Updates in Disease-modifying Therapies
- JDRF-funded researchers Halis Akturk, M.D., Martin Thelin, M.D., Ph.D., and Edwin Liu, M.D., presented on the relationship between T1D and other diseases, highlighting how other diseases can be a resource for better understanding and managing T1D.
- Evaluation of a disease-modifying therapy that may delay or prevent the disease, was presented by Farooq Syed, Ph.D., a JDRF career development awardee.\
Updates in Improving Lives:
- Researchers and companies at the conference also reported exciting updates to diabetes devices that are now getting smaller, more coordinated, and more automated while improving glucose control and easing the burden of diabetes management.
- The team behind the BETTER Project in Quebec led by Drs. Anne-Sophie Brazeau and Remi Rhabasa-Lhoret presented multiple research findings including information on clinical characteristics of LADA (latent autoimmune diabetes of the adult), a comparison between DIY and commercialized automated insulin delivery systems, the use of oral glucose at higher thresholds to prevent mild hypoglycemia, the addition of glucagon to insulin administration to reduce post-meal hypoglycemia, and a comparison of injectable versus intranasal glucagon administration.
- A randomized clinical trial, presented by JDRF grantee Schafer Boeder, M.D., showed that a medication that helps lower blood sugar (SGLT) plus a glucagon receptor treatment improved blood-sugar control and reduced insulin dose, and there was no diabetic ketoacidosis (DKA)—a risk when just taking an SGLT treatment for T1D.
- Zucara Therapeutics (a Toronto-based company supported by JDRF) presented the positive results of their Phase 1 trial of ZT-01, a novel therapy to prevent hypoglycemia. Following the success of phase 1, Zucara has recently begun Phase 2 clinical trials to evaluate the efficacy of ZT-01 to prevent nighttime hypoglycemia.

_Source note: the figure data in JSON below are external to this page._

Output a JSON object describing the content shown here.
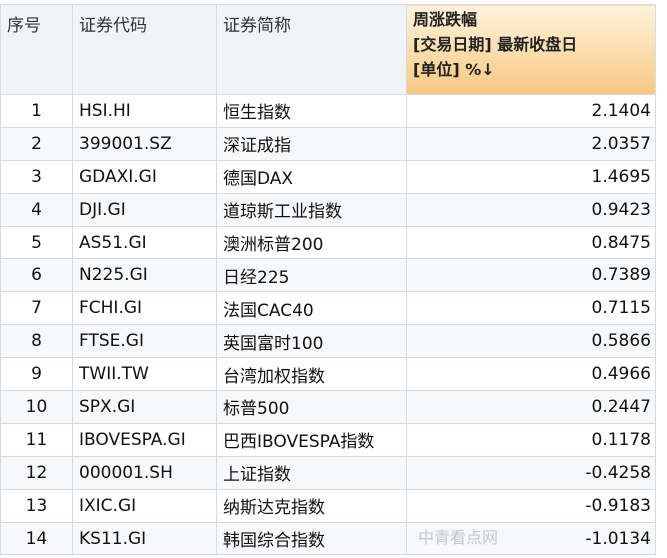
{
  "columns": {
    "seq": "序号",
    "code": "证券代码",
    "name": "证券简称",
    "change_l1": "周涨跌幅",
    "change_l2": "[交易日期] 最新收盘日",
    "change_l3": "[单位] %↓"
  },
  "rows": [
    {
      "seq": "1",
      "code": "HSI.HI",
      "name": "恒生指数",
      "change": "2.1404"
    },
    {
      "seq": "2",
      "code": "399001.SZ",
      "name": "深证成指",
      "change": "2.0357"
    },
    {
      "seq": "3",
      "code": "GDAXI.GI",
      "name": "德国DAX",
      "change": "1.4695"
    },
    {
      "seq": "4",
      "code": "DJI.GI",
      "name": "道琼斯工业指数",
      "change": "0.9423"
    },
    {
      "seq": "5",
      "code": "AS51.GI",
      "name": "澳洲标普200",
      "change": "0.8475"
    },
    {
      "seq": "6",
      "code": "N225.GI",
      "name": "日经225",
      "change": "0.7389"
    },
    {
      "seq": "7",
      "code": "FCHI.GI",
      "name": "法国CAC40",
      "change": "0.7115"
    },
    {
      "seq": "8",
      "code": "FTSE.GI",
      "name": "英国富时100",
      "change": "0.5866"
    },
    {
      "seq": "9",
      "code": "TWII.TW",
      "name": "台湾加权指数",
      "change": "0.4966"
    },
    {
      "seq": "10",
      "code": "SPX.GI",
      "name": "标普500",
      "change": "0.2447"
    },
    {
      "seq": "11",
      "code": "IBOVESPA.GI",
      "name": "巴西IBOVESPA指数",
      "change": "0.1178"
    },
    {
      "seq": "12",
      "code": "000001.SH",
      "name": "上证指数",
      "change": "-0.4258"
    },
    {
      "seq": "13",
      "code": "IXIC.GI",
      "name": "纳斯达克指数",
      "change": "-0.9183"
    },
    {
      "seq": "14",
      "code": "KS11.GI",
      "name": "韩国综合指数",
      "change": "-1.0134"
    }
  ],
  "watermark": "中青看点网"
}
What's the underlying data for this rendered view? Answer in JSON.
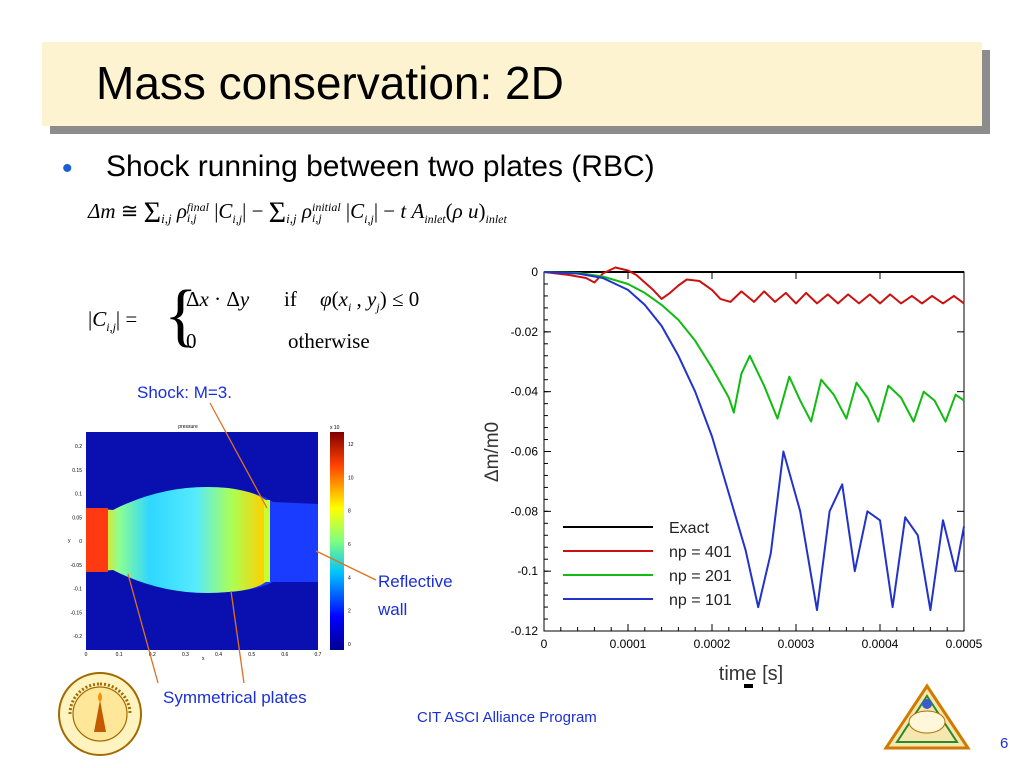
{
  "slide": {
    "title": "Mass conservation: 2D",
    "bullet": "Shock running between two plates (RBC)",
    "footer": "CIT ASCI Alliance Program",
    "page_number": "6"
  },
  "annotations": {
    "shock_label": "Shock: M=3.",
    "wall_label_1": "Reflective",
    "wall_label_2": "wall",
    "plates_label": "Symmetrical plates"
  },
  "equation2": {
    "row1_cond": "if",
    "row2_val": "0",
    "row2_cond": "otherwise"
  },
  "contour_plot": {
    "title": "pressure",
    "colorbar_exponent": "x 10",
    "colorbar_ticks": [
      "12",
      "10",
      "8",
      "6",
      "4",
      "2",
      "0"
    ],
    "y_ticks": [
      "0.2",
      "0.15",
      "0.1",
      "0.05",
      "0",
      "-0.05",
      "-0.1",
      "-0.15",
      "-0.2"
    ],
    "x_ticks": [
      "0",
      "0.1",
      "0.2",
      "0.3",
      "0.4",
      "0.5",
      "0.6",
      "0.7"
    ],
    "ylabel": "y",
    "xlabel": "x"
  },
  "colors": {
    "exact": "#000000",
    "np401": "#cc1111",
    "np201": "#11bb11",
    "np101": "#2233cc",
    "annotation_line": "#e07020"
  },
  "chart_data": {
    "type": "line",
    "xlabel": "time [s]",
    "ylabel": "Δm/m0",
    "xlim": [
      0,
      0.0005
    ],
    "ylim": [
      -0.12,
      0
    ],
    "x_ticks": [
      "0",
      "0.0001",
      "0.0002",
      "0.0003",
      "0.0004",
      "0.0005"
    ],
    "y_ticks": [
      "0",
      "-0.02",
      "-0.04",
      "-0.06",
      "-0.08",
      "-0.1",
      "-0.12"
    ],
    "legend_position": "bottom-left",
    "series": [
      {
        "name": "Exact",
        "color": "#000000",
        "x": [
          0,
          0.0005
        ],
        "y": [
          0,
          0
        ]
      },
      {
        "name": "np = 401",
        "color": "#cc1111",
        "x": [
          0,
          3e-05,
          5e-05,
          6e-05,
          7e-05,
          8.5e-05,
          0.0001,
          0.00011,
          0.00012,
          0.00013,
          0.00014,
          0.00015,
          0.00016,
          0.00017,
          0.000185,
          0.0002,
          0.00021,
          0.000222,
          0.000235,
          0.00025,
          0.000262,
          0.000275,
          0.000288,
          0.0003,
          0.000312,
          0.000325,
          0.000338,
          0.00035,
          0.000362,
          0.000375,
          0.000388,
          0.0004,
          0.000412,
          0.000425,
          0.000438,
          0.00045,
          0.000462,
          0.000475,
          0.000488,
          0.0005
        ],
        "y": [
          0,
          -0.001,
          -0.002,
          -0.0035,
          -0.0005,
          0.0015,
          0.0005,
          -0.001,
          -0.0035,
          -0.006,
          -0.009,
          -0.007,
          -0.0045,
          -0.0025,
          -0.003,
          -0.006,
          -0.009,
          -0.01,
          -0.0065,
          -0.01,
          -0.0065,
          -0.01,
          -0.007,
          -0.0105,
          -0.007,
          -0.0105,
          -0.0075,
          -0.0105,
          -0.0075,
          -0.0105,
          -0.0075,
          -0.0105,
          -0.0075,
          -0.0105,
          -0.008,
          -0.0105,
          -0.008,
          -0.0105,
          -0.008,
          -0.0105
        ]
      },
      {
        "name": "np = 201",
        "color": "#11bb11",
        "x": [
          0,
          4e-05,
          7e-05,
          0.0001,
          0.00012,
          0.00014,
          0.00016,
          0.00018,
          0.0002,
          0.00022,
          0.000226,
          0.000235,
          0.000245,
          0.000262,
          0.000278,
          0.000292,
          0.000305,
          0.000318,
          0.00033,
          0.000345,
          0.00036,
          0.000372,
          0.000385,
          0.000398,
          0.00041,
          0.000425,
          0.00044,
          0.000452,
          0.000465,
          0.000478,
          0.00049,
          0.0005
        ],
        "y": [
          0,
          -0.0003,
          -0.0015,
          -0.004,
          -0.007,
          -0.011,
          -0.016,
          -0.023,
          -0.032,
          -0.042,
          -0.047,
          -0.034,
          -0.028,
          -0.038,
          -0.049,
          -0.035,
          -0.043,
          -0.05,
          -0.036,
          -0.041,
          -0.049,
          -0.037,
          -0.042,
          -0.05,
          -0.038,
          -0.042,
          -0.05,
          -0.04,
          -0.043,
          -0.05,
          -0.041,
          -0.043
        ]
      },
      {
        "name": "np = 101",
        "color": "#2233cc",
        "x": [
          0,
          4e-05,
          7e-05,
          0.0001,
          0.00012,
          0.00014,
          0.00016,
          0.00018,
          0.0002,
          0.00022,
          0.00024,
          0.000255,
          0.00027,
          0.000285,
          0.000305,
          0.000325,
          0.00034,
          0.000355,
          0.00037,
          0.000385,
          0.0004,
          0.000415,
          0.00043,
          0.000445,
          0.00046,
          0.000475,
          0.00049,
          0.0005
        ],
        "y": [
          0,
          -0.0005,
          -0.002,
          -0.006,
          -0.011,
          -0.018,
          -0.028,
          -0.04,
          -0.055,
          -0.074,
          -0.093,
          -0.112,
          -0.094,
          -0.06,
          -0.08,
          -0.113,
          -0.08,
          -0.071,
          -0.1,
          -0.08,
          -0.083,
          -0.112,
          -0.082,
          -0.088,
          -0.113,
          -0.083,
          -0.1,
          -0.085
        ]
      }
    ]
  }
}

- Dr. Tricia Tang chaired a session that covered research and initiatives that address the psychosocial aspects of T1D. Dr. Tang also reported in her own talk that through her ongoing trial of the peer support app T1DReachout, she’s learned that individuals require peer support that is choice-based, customizable, and “just in time,” meaning peer support provides an emotional lifeline when people need it most.
Updates in Screening
- There was a lot of success in T1D screening presented at ADA, including a JDRF-led symposium on the identification and prevention of T1D. These successes will help inform the CIHR-JDRF Screening Research Consortium, being announced on July 10th. This consortium will investigate the best ways to implement a Canada-wide, universal screening program integrated with the Canadian healthcare system.